Hua Qu, the wife of Xiyue Wang, a Princeton University graduate student being held at an Iranian prison, wears a button bearing a picture of her husband as she speaks at a news conference to mark the third anniversary of his imprisonment, Aug. 8, 2019, in Washington, D.C.

Patrick Semansky/AP

Updated at 8:08 a.m. ET

Iran freed an American held prisoner for the past three years, the White House said Saturday, while Iran said the U.S. was freeing an Iranian scientist held in America in return.

"After more than three years of being held prisoner in Iran, Xiyue Wang is returning to the United States," the White House said in a statement Saturday morning. "A Princeton University graduate student, Mr. Wang had been held under the pretense of espionage since August 2016."

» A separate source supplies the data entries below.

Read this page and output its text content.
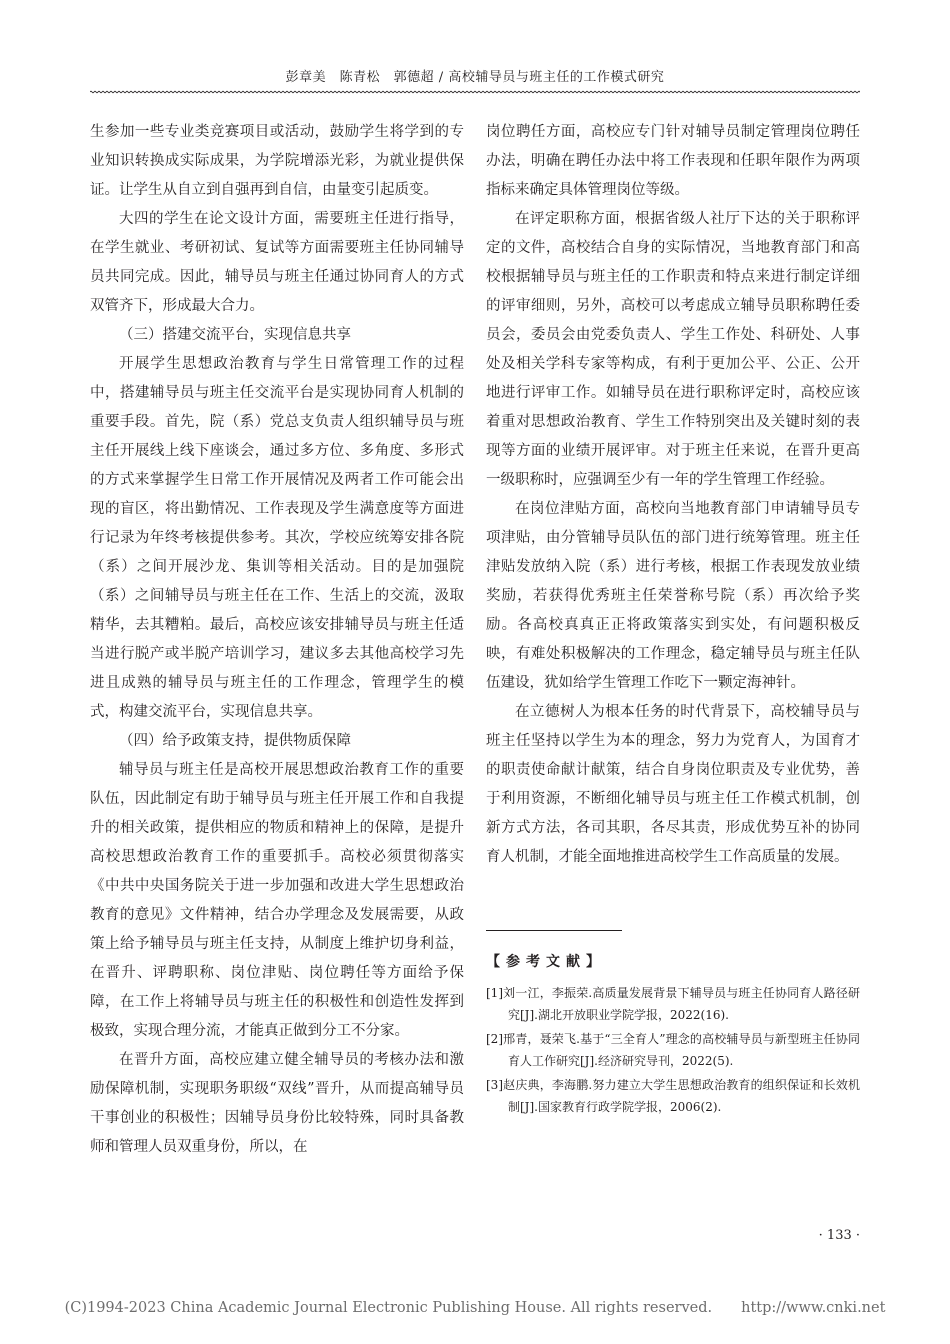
彭章美　陈青松　郭德超 / 高校辅导员与班主任的工作模式研究

生参加一些专业类竞赛项目或活动，鼓励学生将学到的专业知识转换成实际成果，为学院增添光彩，为就业提供保证。让学生从自立到自强再到自信，由量变引起质变。

大四的学生在论文设计方面，需要班主任进行指导，在学生就业、考研初试、复试等方面需要班主任协同辅导员共同完成。因此，辅导员与班主任通过协同育人的方式双管齐下，形成最大合力。

（三）搭建交流平台，实现信息共享

开展学生思想政治教育与学生日常管理工作的过程中，搭建辅导员与班主任交流平台是实现协同育人机制的重要手段。首先，院（系）党总支负责人组织辅导员与班主任开展线上线下座谈会，通过多方位、多角度、多形式的方式来掌握学生日常工作开展情况及两者工作可能会出现的盲区，将出勤情况、工作表现及学生满意度等方面进行记录为年终考核提供参考。其次，学校应统筹安排各院（系）之间开展沙龙、集训等相关活动。目的是加强院（系）之间辅导员与班主任在工作、生活上的交流，汲取精华，去其糟粕。最后，高校应该安排辅导员与班主任适当进行脱产或半脱产培训学习，建议多去其他高校学习先进且成熟的辅导员与班主任的工作理念，管理学生的模式，构建交流平台，实现信息共享。

（四）给予政策支持，提供物质保障

辅导员与班主任是高校开展思想政治教育工作的重要队伍，因此制定有助于辅导员与班主任开展工作和自我提升的相关政策，提供相应的物质和精神上的保障，是提升高校思想政治教育工作的重要抓手。高校必须贯彻落实《中共中央国务院关于进一步加强和改进大学生思想政治教育的意见》文件精神，结合办学理念及发展需要，从政策上给予辅导员与班主任支持，从制度上维护切身利益，在晋升、评聘职称、岗位津贴、岗位聘任等方面给予保障，在工作上将辅导员与班主任的积极性和创造性发挥到极致，实现合理分流，才能真正做到分工不分家。

在晋升方面，高校应建立健全辅导员的考核办法和激励保障机制，实现职务职级“双线”晋升，从而提高辅导员干事创业的积极性；因辅导员身份比较特殊，同时具备教师和管理人员双重身份，所以，在

岗位聘任方面，高校应专门针对辅导员制定管理岗位聘任办法，明确在聘任办法中将工作表现和任职年限作为两项指标来确定具体管理岗位等级。

在评定职称方面，根据省级人社厅下达的关于职称评定的文件，高校结合自身的实际情况，当地教育部门和高校根据辅导员与班主任的工作职责和特点来进行制定详细的评审细则，另外，高校可以考虑成立辅导员职称聘任委员会，委员会由党委负责人、学生工作处、科研处、人事处及相关学科专家等构成，有利于更加公平、公正、公开地进行评审工作。如辅导员在进行职称评定时，高校应该着重对思想政治教育、学生工作特别突出及关键时刻的表现等方面的业绩开展评审。对于班主任来说，在晋升更高一级职称时，应强调至少有一年的学生管理工作经验。

在岗位津贴方面，高校向当地教育部门申请辅导员专项津贴，由分管辅导员队伍的部门进行统筹管理。班主任津贴发放纳入院（系）进行考核，根据工作表现发放业绩奖励，若获得优秀班主任荣誉称号院（系）再次给予奖励。各高校真真正正将政策落实到实处，有问题积极反映，有难处积极解决的工作理念，稳定辅导员与班主任队伍建设，犹如给学生管理工作吃下一颗定海神针。

在立德树人为根本任务的时代背景下，高校辅导员与班主任坚持以学生为本的理念，努力为党育人，为国育才的职责使命献计献策，结合自身岗位职责及专业优势，善于利用资源，不断细化辅导员与班主任工作模式机制，创新方式方法，各司其职，各尽其责，形成优势互补的协同育人机制，才能全面地推进高校学生工作高质量的发展。

【参考文献】
[1]刘一江，李振荣.高质量发展背景下辅导员与班主任协同育人路径研究[J].湖北开放职业学院学报，2022(16).
[2]邢青，聂荣飞.基于“三全育人”理念的高校辅导员与新型班主任协同育人工作研究[J].经济研究导刊，2022(5).
[3]赵庆典，李海鹏.努力建立大学生思想政治教育的组织保证和长效机制[J].国家教育行政学院学报，2006(2).
· 133 ·
(C)1994-2023 China Academic Journal Electronic Publishing House. All rights reserved.　　http://www.cnki.net
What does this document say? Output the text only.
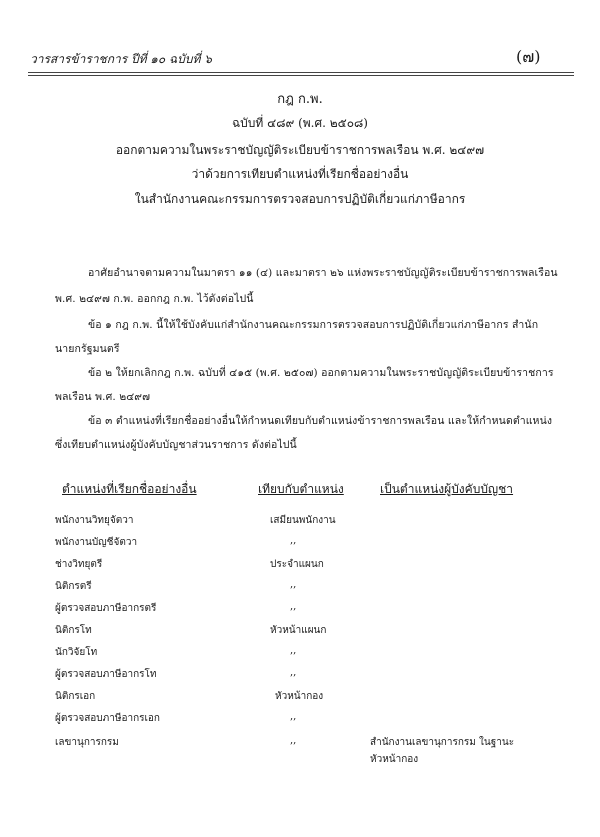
วารสารข้าราชการ ปีที่ ๑๐ ฉบับที่ ๖	(๗)
กฎ ก.พ.
ฉบับที่ ๔๘๙ (พ.ศ. ๒๕๐๘)
ออกตามความในพระราชบัญญัติระเบียบข้าราชการพลเรือน พ.ศ. ๒๔๙๗
ว่าด้วยการเทียบตำแหน่งที่เรียกชื่ออย่างอื่น
ในสำนักงานคณะกรรมการตรวจสอบการปฏิบัติเกี่ยวแก่ภาษีอากร
อาศัยอำนาจตามความในมาตรา ๑๑ (๔) และมาตรา ๒๖ แห่งพระราชบัญญัติระเบียบข้าราชการพลเรือน
พ.ศ. ๒๔๙๗ ก.พ. ออกกฎ ก.พ. ไว้ดังต่อไปนี้
ข้อ ๑ กฎ ก.พ. นี้ให้ใช้บังคับแก่สำนักงานคณะกรรมการตรวจสอบการปฏิบัติเกี่ยวแก่ภาษีอากร สำนัก
นายกรัฐมนตรี
ข้อ ๒ ให้ยกเลิกกฎ ก.พ. ฉบับที่ ๔๑๕ (พ.ศ. ๒๕๐๗) ออกตามความในพระราชบัญญัติระเบียบข้าราชการ
พลเรือน พ.ศ. ๒๔๙๗
ข้อ ๓ ตำแหน่งที่เรียกชื่ออย่างอื่นให้กำหนดเทียบกับตำแหน่งข้าราชการพลเรือน และให้กำหนดตำแหน่ง
ซึ่งเทียบตำแหน่งผู้บังคับบัญชาส่วนราชการ ดังต่อไปนี้
ตำแหน่งที่เรียกชื่ออย่างอื่น	เทียบกับตำแหน่ง	เป็นตำแหน่งผู้บังคับบัญชา
พนักงานวิทยุจัตวา	เสมียนพนักงาน
พนักงานบัญชีจัตวา	,,
ช่างวิทยุตรี	ประจำแผนก
นิติกรตรี	,,
ผู้ตรวจสอบภาษีอากรตรี	,,
นิติกรโท	หัวหน้าแผนก
นักวิจัยโท	,,
ผู้ตรวจสอบภาษีอากรโท	,,
นิติกรเอก	หัวหน้ากอง
ผู้ตรวจสอบภาษีอากรเอก	,,
เลขานุการกรม	,,	สำนักงานเลขานุการกรม ในฐานะ
หัวหน้ากอง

Meanwhile, Iranian Foreign Minister Javad Zarif wrote on Twitter: "Glad that Professor Massoud Soleimani and Mr. Xiyue Wang will be joining their families shortly."

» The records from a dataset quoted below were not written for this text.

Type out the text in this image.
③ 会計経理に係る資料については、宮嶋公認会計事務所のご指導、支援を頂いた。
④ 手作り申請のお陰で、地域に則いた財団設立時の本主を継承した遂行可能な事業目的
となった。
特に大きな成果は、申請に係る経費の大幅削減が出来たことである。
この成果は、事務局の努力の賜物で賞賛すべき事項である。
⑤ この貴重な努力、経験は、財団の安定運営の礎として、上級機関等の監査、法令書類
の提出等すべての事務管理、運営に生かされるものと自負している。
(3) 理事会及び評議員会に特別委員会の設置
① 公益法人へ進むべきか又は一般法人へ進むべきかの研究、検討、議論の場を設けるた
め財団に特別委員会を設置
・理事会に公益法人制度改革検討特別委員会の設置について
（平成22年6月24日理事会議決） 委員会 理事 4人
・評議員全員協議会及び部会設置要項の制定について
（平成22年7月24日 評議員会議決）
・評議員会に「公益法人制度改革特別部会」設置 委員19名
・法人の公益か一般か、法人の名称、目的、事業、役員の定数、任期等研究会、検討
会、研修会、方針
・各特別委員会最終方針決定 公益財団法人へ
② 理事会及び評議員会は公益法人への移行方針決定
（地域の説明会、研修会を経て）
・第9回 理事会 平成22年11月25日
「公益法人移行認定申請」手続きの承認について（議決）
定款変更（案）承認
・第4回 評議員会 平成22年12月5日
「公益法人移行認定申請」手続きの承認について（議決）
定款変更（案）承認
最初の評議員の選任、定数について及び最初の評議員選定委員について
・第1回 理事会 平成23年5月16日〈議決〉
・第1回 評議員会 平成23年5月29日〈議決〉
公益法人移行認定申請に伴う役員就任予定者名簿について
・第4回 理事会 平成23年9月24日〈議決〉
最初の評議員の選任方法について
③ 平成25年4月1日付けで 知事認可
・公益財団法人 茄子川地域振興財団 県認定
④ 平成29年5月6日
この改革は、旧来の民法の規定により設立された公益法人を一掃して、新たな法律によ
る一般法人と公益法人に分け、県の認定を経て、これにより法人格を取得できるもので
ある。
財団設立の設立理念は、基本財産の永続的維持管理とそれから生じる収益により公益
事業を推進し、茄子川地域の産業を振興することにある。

A senior U.S. official confirmed the release of Massoud Soleimani for Xiyue Wang.

U.S. authorities arrested Soleimani over trade sanction violations, according to The Associated Press. "He and his lawyers maintain his innocence, saying he seized on a former student's plans to travel from the U.S. to Iran in September 2016 as a chance to get recombinant proteins used in his research for a fraction of the price he'd pay at home."

The White House and Zarif both thanked the Swiss government for helping in the negotiations.

Wang was sentenced to 10 years in prison in Iran for spying for American and British intelligence agencies. Princeton said Wang was arrested while doing research on "the administrative and cultural history of the late Qajar dynasty in connection with his Ph.D. dissertation."

"Everything he did is normal — absolutely everything he did is normal, standard practice for scholars in this region and elsewhere," Stephen Kotkin, Wang's adviser at Princeton, told NPR in 2017. Princeton said it was working behind the scenes to free Wang.

In September 2018, a United Nations committee said Iran had "no legal basis" for Wang's arrest and detention.

This story will be updated.

NPR's Steve Inskeep contributed reporting.